Das Stadtgeschichtliche Museum Leipzig ist das historische Gedächtnis der Stadt. Objekte, Informationen und Kontexte des Stadtgeschehens werden gesammelt,
dokumentiert, kommentiert und in Ausstellungen präsentiert. Der Sammlungshorizont erstreckt sich von der Stadtwerdung Leipzigs im frühen Mittelalter bis zur Gegenwart.

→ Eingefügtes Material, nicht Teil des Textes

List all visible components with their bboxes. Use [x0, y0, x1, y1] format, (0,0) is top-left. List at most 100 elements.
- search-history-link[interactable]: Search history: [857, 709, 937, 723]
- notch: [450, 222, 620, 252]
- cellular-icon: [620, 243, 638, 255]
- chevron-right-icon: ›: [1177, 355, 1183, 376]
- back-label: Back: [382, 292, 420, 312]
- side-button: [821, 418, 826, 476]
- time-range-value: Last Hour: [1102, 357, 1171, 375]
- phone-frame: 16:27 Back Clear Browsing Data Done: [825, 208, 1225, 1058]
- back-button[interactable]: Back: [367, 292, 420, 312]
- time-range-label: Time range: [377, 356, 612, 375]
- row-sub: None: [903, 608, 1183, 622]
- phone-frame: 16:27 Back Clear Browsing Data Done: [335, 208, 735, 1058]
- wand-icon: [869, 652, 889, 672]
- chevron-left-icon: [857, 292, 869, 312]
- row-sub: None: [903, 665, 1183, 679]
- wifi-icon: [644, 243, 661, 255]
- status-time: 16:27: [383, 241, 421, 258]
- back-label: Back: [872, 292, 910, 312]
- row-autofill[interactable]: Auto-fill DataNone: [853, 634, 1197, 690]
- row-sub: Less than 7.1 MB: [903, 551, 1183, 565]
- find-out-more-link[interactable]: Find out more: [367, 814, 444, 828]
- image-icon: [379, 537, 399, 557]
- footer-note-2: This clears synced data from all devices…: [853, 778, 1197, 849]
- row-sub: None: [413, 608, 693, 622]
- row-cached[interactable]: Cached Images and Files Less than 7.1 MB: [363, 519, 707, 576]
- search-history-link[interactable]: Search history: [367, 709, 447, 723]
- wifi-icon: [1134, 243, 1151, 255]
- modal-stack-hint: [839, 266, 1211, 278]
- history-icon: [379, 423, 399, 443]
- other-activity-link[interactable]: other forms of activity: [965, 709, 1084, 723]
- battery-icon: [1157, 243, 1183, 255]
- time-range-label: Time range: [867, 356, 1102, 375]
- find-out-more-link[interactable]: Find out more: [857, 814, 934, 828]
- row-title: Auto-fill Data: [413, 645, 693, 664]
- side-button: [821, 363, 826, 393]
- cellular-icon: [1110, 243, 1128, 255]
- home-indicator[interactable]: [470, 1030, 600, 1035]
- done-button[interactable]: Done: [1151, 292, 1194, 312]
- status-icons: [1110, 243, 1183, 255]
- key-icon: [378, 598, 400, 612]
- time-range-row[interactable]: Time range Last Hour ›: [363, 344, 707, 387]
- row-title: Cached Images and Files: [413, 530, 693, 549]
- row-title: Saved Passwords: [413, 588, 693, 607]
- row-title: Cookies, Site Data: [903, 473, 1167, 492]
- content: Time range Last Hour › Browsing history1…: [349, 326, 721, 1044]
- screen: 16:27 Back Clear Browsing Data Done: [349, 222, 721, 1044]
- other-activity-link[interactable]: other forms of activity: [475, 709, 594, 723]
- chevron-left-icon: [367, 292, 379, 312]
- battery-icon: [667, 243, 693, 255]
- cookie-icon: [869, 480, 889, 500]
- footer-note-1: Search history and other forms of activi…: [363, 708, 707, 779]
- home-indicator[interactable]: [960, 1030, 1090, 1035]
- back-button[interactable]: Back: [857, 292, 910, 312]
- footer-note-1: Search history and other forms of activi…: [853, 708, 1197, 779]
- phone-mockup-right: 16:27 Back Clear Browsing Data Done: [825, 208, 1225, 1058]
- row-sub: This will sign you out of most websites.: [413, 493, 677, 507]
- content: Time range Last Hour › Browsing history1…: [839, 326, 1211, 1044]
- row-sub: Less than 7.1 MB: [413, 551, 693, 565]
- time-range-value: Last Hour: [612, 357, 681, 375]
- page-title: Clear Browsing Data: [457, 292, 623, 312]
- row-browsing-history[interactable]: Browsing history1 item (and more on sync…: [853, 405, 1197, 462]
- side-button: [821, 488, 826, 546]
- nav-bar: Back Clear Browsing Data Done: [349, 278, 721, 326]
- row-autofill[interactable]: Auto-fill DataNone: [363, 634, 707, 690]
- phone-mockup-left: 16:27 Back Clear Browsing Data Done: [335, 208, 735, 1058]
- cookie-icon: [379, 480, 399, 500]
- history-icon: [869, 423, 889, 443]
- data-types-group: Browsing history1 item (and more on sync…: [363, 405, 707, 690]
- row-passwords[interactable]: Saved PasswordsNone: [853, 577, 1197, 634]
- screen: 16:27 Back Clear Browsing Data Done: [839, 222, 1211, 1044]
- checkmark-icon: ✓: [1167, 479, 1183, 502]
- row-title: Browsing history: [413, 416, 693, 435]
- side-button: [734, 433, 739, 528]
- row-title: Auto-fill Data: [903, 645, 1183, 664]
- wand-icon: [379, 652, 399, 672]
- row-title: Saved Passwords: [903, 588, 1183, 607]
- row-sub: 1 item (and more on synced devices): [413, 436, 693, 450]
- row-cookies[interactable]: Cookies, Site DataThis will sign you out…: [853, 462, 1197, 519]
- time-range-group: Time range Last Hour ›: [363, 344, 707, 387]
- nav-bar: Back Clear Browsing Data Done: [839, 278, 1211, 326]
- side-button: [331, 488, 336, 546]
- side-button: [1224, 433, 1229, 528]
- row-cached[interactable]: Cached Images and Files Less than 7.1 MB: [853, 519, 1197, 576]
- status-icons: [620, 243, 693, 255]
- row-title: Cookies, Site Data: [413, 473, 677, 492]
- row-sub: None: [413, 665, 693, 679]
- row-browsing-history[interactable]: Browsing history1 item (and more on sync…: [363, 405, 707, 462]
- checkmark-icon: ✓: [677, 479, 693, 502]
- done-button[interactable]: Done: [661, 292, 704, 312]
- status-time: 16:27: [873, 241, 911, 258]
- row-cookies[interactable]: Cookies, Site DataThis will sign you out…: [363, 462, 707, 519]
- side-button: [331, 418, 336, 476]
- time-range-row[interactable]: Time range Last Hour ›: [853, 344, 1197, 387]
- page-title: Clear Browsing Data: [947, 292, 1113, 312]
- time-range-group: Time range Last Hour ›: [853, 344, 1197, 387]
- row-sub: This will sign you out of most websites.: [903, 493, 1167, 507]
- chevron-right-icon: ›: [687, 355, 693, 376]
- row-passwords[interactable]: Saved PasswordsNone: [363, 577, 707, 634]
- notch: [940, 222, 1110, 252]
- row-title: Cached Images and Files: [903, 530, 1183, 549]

1909 auf der Grundlage der Sammlungen des Vereins für die Geschichte Leipzigs gegründet, ist das Stadtgeschichtliche Museum Leipzig heute ein Netzwerk mehrerer Museumstypen mit jeweils unterschiedlichen thematischen Schwerpunkten; in ihrer Gesamtheit bilden die insgesamt sieben Einrichtungen ein sich ergänzendes facettenreiches Bild städtischer Kulturgeschichte.

Im Haus Böttchergäßchen sind Depot, Bibliothek, Fotothek, Besucherservice, Wechselausstellungsfläche, Werkstätten, das Kindermuseum sowie Direktion und Verwaltung zusammengeführt. Damit wurde in unmittelbarer Nähe zum Alten Rathaus mit der Ständigen Ausstellung zur Leipziger Stadtgeschichte eine funktionale Schatzkiste für den Sammlungsbestand mit mehr als 500.000 Objekten geschaffen.

Um den Museumskern mit den Positionen „Museum“ und „Geschichtslabor“ herum liegt der Ring der dezentralen Themenmuseen. Diese thematisch unterschiedlichen Spezialmuseen Schillerhaus, Museum Zum Arabischen Coffe Baum, Alte Börse, Völkerschlachtdenkmal mit Forum 1813 und sowie das Sportmuseum präsentieren Kulturgeschichte am authentischen Ort und wirken als „museologische Antennen“ in den Stadtraum hinein.